Research Papers

Numerical Simulation and Optimization of the Thermodynamic Process of the Molten Salt Furnace

[+] Author and Article Information
Lian Ning

School of Energy and Power Engineering,
Central South University,
Hunan 410083, China
e-mail: ninglian@csu.edu.cn

Dong Fu

Center for Innovation through
Visualization and Simulation (CIVS),
Purdue University Calumet,
Hammond, IN 46323
e-mail: fudong1985@gmail.com

Chenn Q. Zhou

Center for Innovation Through
Visualization and Simulation (CIVS),
Purdue University Calumet,
Hammond, IN 46323
School of Energy and Power Engineering,
Central South University,
Hunan 410083, China
e-mail: czhou@purduecal.edu

Jiemin Zhou

School of Energy and Power Engineering,
Central South University,
Hunan 410083, China
e-mail: jmzhou@csu.edu.cn

Contributed by the Heat Transfer Division of ASME for publication in the JOURNAL OF THERMAL SCIENCE AND ENGINEERING APPLICATIONS. Manuscript received June 24, 2014; final manuscript received September 29, 2014; published online November 18, 2014. Assoc. Editor: Ranganathan Kumar.

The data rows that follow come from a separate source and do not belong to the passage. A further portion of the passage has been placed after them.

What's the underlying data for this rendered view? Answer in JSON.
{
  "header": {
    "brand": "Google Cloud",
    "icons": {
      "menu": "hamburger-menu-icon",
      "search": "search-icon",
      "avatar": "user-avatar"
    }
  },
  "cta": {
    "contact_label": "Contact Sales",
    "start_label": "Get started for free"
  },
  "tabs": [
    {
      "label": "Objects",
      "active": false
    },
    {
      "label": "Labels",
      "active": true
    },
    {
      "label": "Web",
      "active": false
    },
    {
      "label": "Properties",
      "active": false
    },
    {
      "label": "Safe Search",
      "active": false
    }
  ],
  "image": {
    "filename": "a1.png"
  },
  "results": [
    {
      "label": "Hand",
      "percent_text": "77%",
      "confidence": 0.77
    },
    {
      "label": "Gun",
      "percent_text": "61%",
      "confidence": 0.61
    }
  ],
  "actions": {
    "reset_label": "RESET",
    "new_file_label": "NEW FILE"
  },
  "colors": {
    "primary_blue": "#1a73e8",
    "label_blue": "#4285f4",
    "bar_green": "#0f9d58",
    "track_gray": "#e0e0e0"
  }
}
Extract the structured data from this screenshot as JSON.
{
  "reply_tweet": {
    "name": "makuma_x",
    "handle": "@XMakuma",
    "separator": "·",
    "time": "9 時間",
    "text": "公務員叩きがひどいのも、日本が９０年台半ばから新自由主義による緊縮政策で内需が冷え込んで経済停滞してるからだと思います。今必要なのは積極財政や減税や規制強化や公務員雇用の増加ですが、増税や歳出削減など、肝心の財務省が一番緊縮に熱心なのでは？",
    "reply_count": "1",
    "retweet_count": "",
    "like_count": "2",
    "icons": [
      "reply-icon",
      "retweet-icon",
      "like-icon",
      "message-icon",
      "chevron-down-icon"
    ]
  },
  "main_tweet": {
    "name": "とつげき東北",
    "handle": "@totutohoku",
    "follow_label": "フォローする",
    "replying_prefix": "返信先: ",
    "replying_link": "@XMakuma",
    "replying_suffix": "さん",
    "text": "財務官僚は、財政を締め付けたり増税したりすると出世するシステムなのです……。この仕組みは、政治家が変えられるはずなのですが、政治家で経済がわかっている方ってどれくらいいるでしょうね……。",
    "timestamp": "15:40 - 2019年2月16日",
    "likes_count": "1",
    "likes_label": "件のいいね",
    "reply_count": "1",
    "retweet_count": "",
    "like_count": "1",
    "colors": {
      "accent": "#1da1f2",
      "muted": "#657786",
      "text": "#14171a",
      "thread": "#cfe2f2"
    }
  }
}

J. Thermal Sci. Eng. Appl 7(1), 011009 (Mar 01, 2015) (5 pages) Paper No: TSEA-14-1152; doi: 10.1115/1.4028907 History: Received June 24, 2014; Revised September 29, 2014; Online November 18, 2014

In this paper, a numerical model of the molten salt furnace process was developed, by using computational fluid dynamics (CFD) technique and considering the gas flow, the combustion and the radiation heat transfer. The results demonstrate that the performances of the salt furnace could be improved by optimization using the numerical model. The temperatures along the circumference of the furnace coil and outside shell are quite even, and the deviant combustion phenomenon is not observed. A back-flow formed in the upper part of the furnace chamber enhances the circulation and the mixing of the gas and effectively stabilizes the combustion in the furnace. The behaviors of CO, CO2, NOx, and H2O are presented in terms of the gas flow, temperature distribution and volumetric concentration distribution. It is concluded that the furnace with the constant air flow rate of 15,500 Nm3/h and the guiding vane angle at 48–50 deg is optimized for the combustion effectiveness.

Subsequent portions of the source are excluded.